Colorado Avalanche v Winnipeg Jets Photo by Marianne Helm/Getty Images

Mark Stuart has been a Winnipeg Jet since he was traded to the Atlanta Thrashers alongside Blake Wheeler from the Boston Bruins for Rich Peverley and Boris Valabik. Stuart has been a loyal soldier for the Jets, blocking countless shots and scoring the odd goal. That said, Stuart’s role changed this year: he was no longer guaranteed to be in the lineup and he was no longer wearing an “A” as an alternate captain.

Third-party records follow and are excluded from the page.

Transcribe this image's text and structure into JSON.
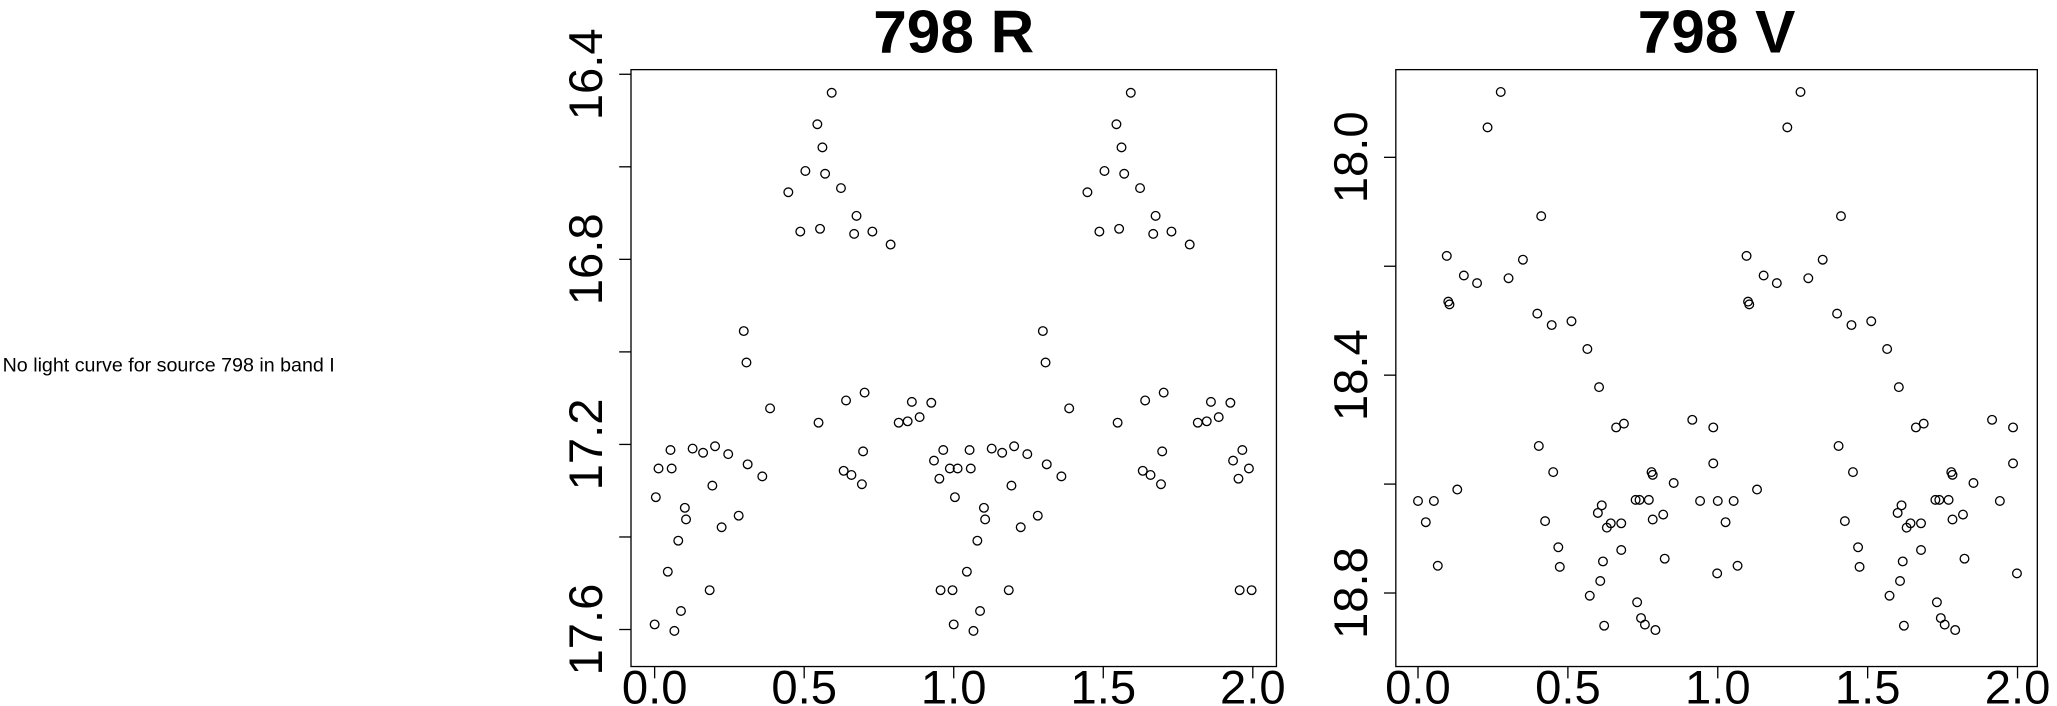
{
  "message": "No light curve for source 798 in band I",
  "chart_data": [
    {
      "type": "scatter",
      "title": "798 R",
      "xlim": [
        -0.079,
        2.079
      ],
      "ylim": [
        17.68,
        16.39
      ],
      "xticks": [
        {
          "value": 0,
          "label": "0.0"
        },
        0.5,
        {
          "value": 1,
          "label": "1.0"
        },
        1.5,
        {
          "value": 2,
          "label": "2.0"
        }
      ],
      "yticks": [
        16.4,
        16.8,
        17.2,
        17.6
      ],
      "yminor_ticks": [
        16.6,
        17.0,
        17.4
      ],
      "color": "#000000",
      "x": [
        0.0,
        0.004,
        0.013,
        0.044,
        0.053,
        0.057,
        0.066,
        0.079,
        0.088,
        0.101,
        0.105,
        0.127,
        0.162,
        0.184,
        0.193,
        0.202,
        0.224,
        0.246,
        0.281,
        0.298,
        0.307,
        0.311,
        0.36,
        0.386,
        0.447,
        0.487,
        0.504,
        0.544,
        0.548,
        0.553,
        0.561,
        0.57,
        0.592,
        0.623,
        0.632,
        0.64,
        0.658,
        0.667,
        0.675,
        0.693,
        0.697,
        0.702,
        0.728,
        0.789,
        0.816,
        0.846,
        0.86,
        0.886,
        0.925,
        0.934,
        0.952,
        0.956,
        0.965,
        0.987,
        0.996,
        1.0,
        1.004,
        1.013,
        1.044,
        1.053,
        1.057,
        1.066,
        1.079,
        1.088,
        1.101,
        1.105,
        1.127,
        1.162,
        1.184,
        1.193,
        1.202,
        1.224,
        1.246,
        1.281,
        1.298,
        1.307,
        1.311,
        1.36,
        1.386,
        1.447,
        1.487,
        1.504,
        1.544,
        1.548,
        1.553,
        1.561,
        1.57,
        1.592,
        1.623,
        1.632,
        1.64,
        1.658,
        1.667,
        1.675,
        1.693,
        1.697,
        1.702,
        1.728,
        1.789,
        1.816,
        1.846,
        1.86,
        1.886,
        1.925,
        1.934,
        1.952,
        1.956,
        1.965,
        1.987,
        1.996
      ],
      "y": [
        17.589,
        17.314,
        17.252,
        17.475,
        17.212,
        17.252,
        17.603,
        17.408,
        17.56,
        17.337,
        17.362,
        17.209,
        17.218,
        17.515,
        17.289,
        17.204,
        17.379,
        17.221,
        17.354,
        16.955,
        17.023,
        17.243,
        17.269,
        17.122,
        16.655,
        16.74,
        16.609,
        16.508,
        17.153,
        16.734,
        16.558,
        16.615,
        16.44,
        16.646,
        17.257,
        17.105,
        17.266,
        16.745,
        16.706,
        17.286,
        17.215,
        17.088,
        16.74,
        16.768,
        17.153,
        17.15,
        17.108,
        17.141,
        17.11,
        17.235,
        17.274,
        17.515,
        17.212,
        17.252,
        17.515,
        17.589,
        17.314,
        17.252,
        17.475,
        17.212,
        17.252,
        17.603,
        17.408,
        17.56,
        17.337,
        17.362,
        17.209,
        17.218,
        17.515,
        17.289,
        17.204,
        17.379,
        17.221,
        17.354,
        16.955,
        17.023,
        17.243,
        17.269,
        17.122,
        16.655,
        16.74,
        16.609,
        16.508,
        17.153,
        16.734,
        16.558,
        16.615,
        16.44,
        16.646,
        17.257,
        17.105,
        17.266,
        16.745,
        16.706,
        17.286,
        17.215,
        17.088,
        16.74,
        16.768,
        17.153,
        17.15,
        17.108,
        17.141,
        17.11,
        17.235,
        17.274,
        17.515,
        17.212,
        17.252,
        17.515
      ]
    },
    {
      "type": "scatter",
      "title": "798 V",
      "xlim": [
        -0.074,
        2.066
      ],
      "ylim": [
        18.935,
        17.839
      ],
      "xticks": [
        {
          "value": 0,
          "label": "0.0"
        },
        0.5,
        {
          "value": 1,
          "label": "1.0"
        },
        1.5,
        {
          "value": 2,
          "label": "2.0"
        }
      ],
      "yticks": [
        {
          "value": 18,
          "label": "18.0"
        },
        18.4,
        18.8
      ],
      "yminor_ticks": [
        18.2,
        18.6
      ],
      "color": "#000000",
      "x": [
        0.0,
        0.026,
        0.053,
        0.066,
        0.096,
        0.101,
        0.105,
        0.131,
        0.153,
        0.197,
        0.232,
        0.276,
        0.302,
        0.35,
        0.398,
        0.403,
        0.411,
        0.424,
        0.446,
        0.451,
        0.468,
        0.473,
        0.512,
        0.565,
        0.573,
        0.6,
        0.604,
        0.608,
        0.613,
        0.617,
        0.621,
        0.63,
        0.643,
        0.661,
        0.678,
        0.678,
        0.687,
        0.726,
        0.731,
        0.739,
        0.744,
        0.757,
        0.77,
        0.779,
        0.783,
        0.783,
        0.792,
        0.818,
        0.823,
        0.853,
        0.915,
        0.941,
        0.985,
        0.985,
        0.998,
        1.0,
        1.026,
        1.053,
        1.066,
        1.096,
        1.101,
        1.105,
        1.131,
        1.153,
        1.197,
        1.232,
        1.276,
        1.302,
        1.35,
        1.398,
        1.403,
        1.411,
        1.424,
        1.446,
        1.451,
        1.468,
        1.473,
        1.512,
        1.565,
        1.573,
        1.6,
        1.604,
        1.608,
        1.613,
        1.617,
        1.621,
        1.63,
        1.643,
        1.661,
        1.678,
        1.678,
        1.687,
        1.726,
        1.731,
        1.739,
        1.744,
        1.757,
        1.77,
        1.779,
        1.783,
        1.783,
        1.792,
        1.818,
        1.823,
        1.853,
        1.915,
        1.941,
        1.985,
        1.985,
        1.998
      ],
      "y": [
        18.631,
        18.67,
        18.631,
        18.75,
        18.181,
        18.265,
        18.27,
        18.61,
        18.217,
        18.231,
        17.945,
        17.88,
        18.222,
        18.188,
        18.287,
        18.53,
        18.108,
        18.668,
        18.308,
        18.578,
        18.716,
        18.752,
        18.301,
        18.352,
        18.805,
        18.653,
        18.422,
        18.778,
        18.639,
        18.742,
        18.86,
        18.68,
        18.672,
        18.496,
        18.672,
        18.721,
        18.489,
        18.629,
        18.817,
        18.629,
        18.846,
        18.858,
        18.629,
        18.578,
        18.583,
        18.665,
        18.868,
        18.656,
        18.737,
        18.598,
        18.482,
        18.631,
        18.496,
        18.562,
        18.764,
        18.631,
        18.67,
        18.631,
        18.75,
        18.181,
        18.265,
        18.27,
        18.61,
        18.217,
        18.231,
        17.945,
        17.88,
        18.222,
        18.188,
        18.287,
        18.53,
        18.108,
        18.668,
        18.308,
        18.578,
        18.716,
        18.752,
        18.301,
        18.352,
        18.805,
        18.653,
        18.422,
        18.778,
        18.639,
        18.742,
        18.86,
        18.68,
        18.672,
        18.496,
        18.672,
        18.721,
        18.489,
        18.629,
        18.817,
        18.629,
        18.846,
        18.858,
        18.629,
        18.578,
        18.583,
        18.665,
        18.868,
        18.656,
        18.737,
        18.598,
        18.482,
        18.631,
        18.496,
        18.562,
        18.764
      ]
    }
  ]
}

While Stuart was scratched for most of the first two months of the season, when he started playing, he played a lot. Much like Chris Thorburn and Brandon Tanev, it is not Stuart’s fault that he played as much as he played this year. It is most definitely not his fault that he gets paid what he does to play in the NHL. Stuart might have been a decent NHL defenceman at one point, but he is no longer that player.

Corsica Hockey

This might be the most remarkable 10 game rolling average CorsiFor chart this year for the Jets as Stuart never broke the 50% CorsiFor barrier. It is really a feat unto itself and an illustration as to how broken the Jets defence truly is. Stuart simply cannot get the puck up the ice and into the offensive zone. However, it also shows insight into why the Jets struggle so badly: their depth guys are so bad that there is no way they can battle to even against players of similar skill.

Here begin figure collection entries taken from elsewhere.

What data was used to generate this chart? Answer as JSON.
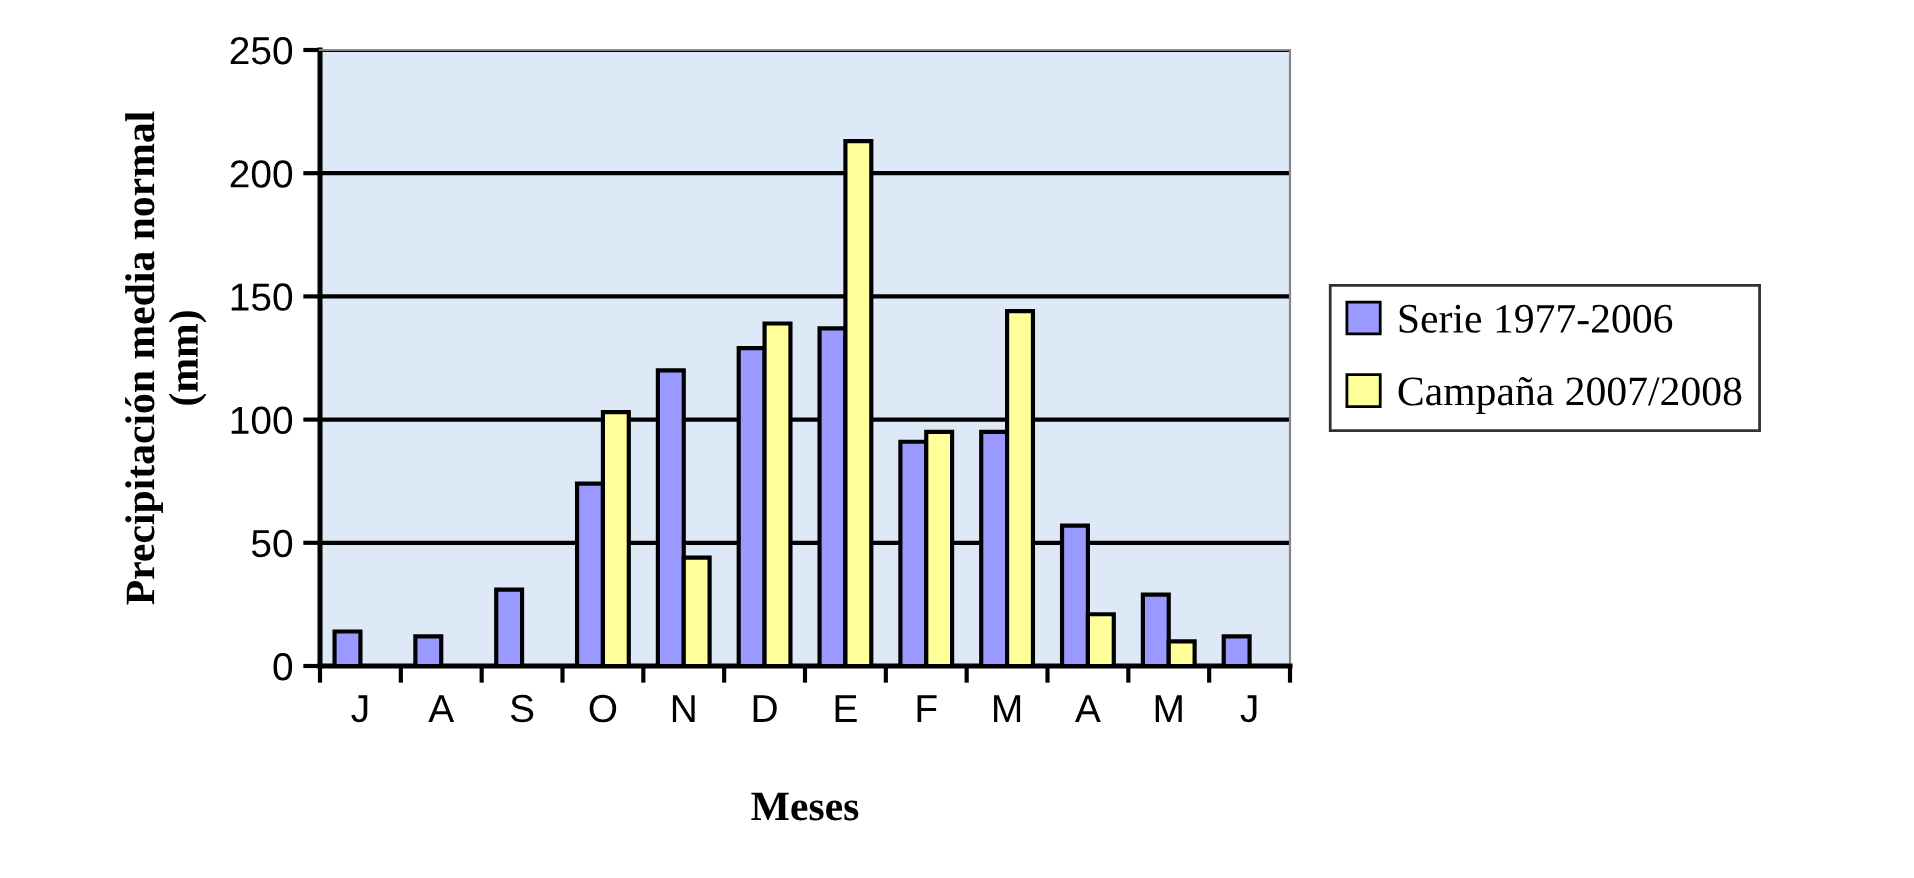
{
  "chart_data": {
    "type": "bar",
    "xlabel": "Meses",
    "ylabel": "Precipitación media normal\n(mm)",
    "categories": [
      "J",
      "A",
      "S",
      "O",
      "N",
      "D",
      "E",
      "F",
      "M",
      "A",
      "M",
      "J"
    ],
    "series": [
      {
        "name": "Serie 1977-2006",
        "color": "#9999ff",
        "values": [
          14,
          12,
          31,
          74,
          120,
          129,
          137,
          91,
          95,
          57,
          29,
          12
        ]
      },
      {
        "name": "Campaña 2007/2008",
        "color": "#ffff99",
        "values": [
          null,
          null,
          null,
          103,
          44,
          139,
          213,
          95,
          144,
          21,
          10,
          null
        ]
      }
    ],
    "ylim": [
      0,
      250
    ],
    "yticks": [
      0,
      50,
      100,
      150,
      200,
      250
    ],
    "grid": "y",
    "legend": "right"
  }
}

With one more year at over two million dollars there is not much that the Jets can do about Stuart this offseason unless the Las Vegas Golden Knights pick him in the expansion draft. Otherwise, it is possible he gets sent to the AHL next season. That said, it is very likely that Stuart ends up with the Jets again next year because they would not save any money having Stuart in the AHL and there are no cap concerns next year. On y va.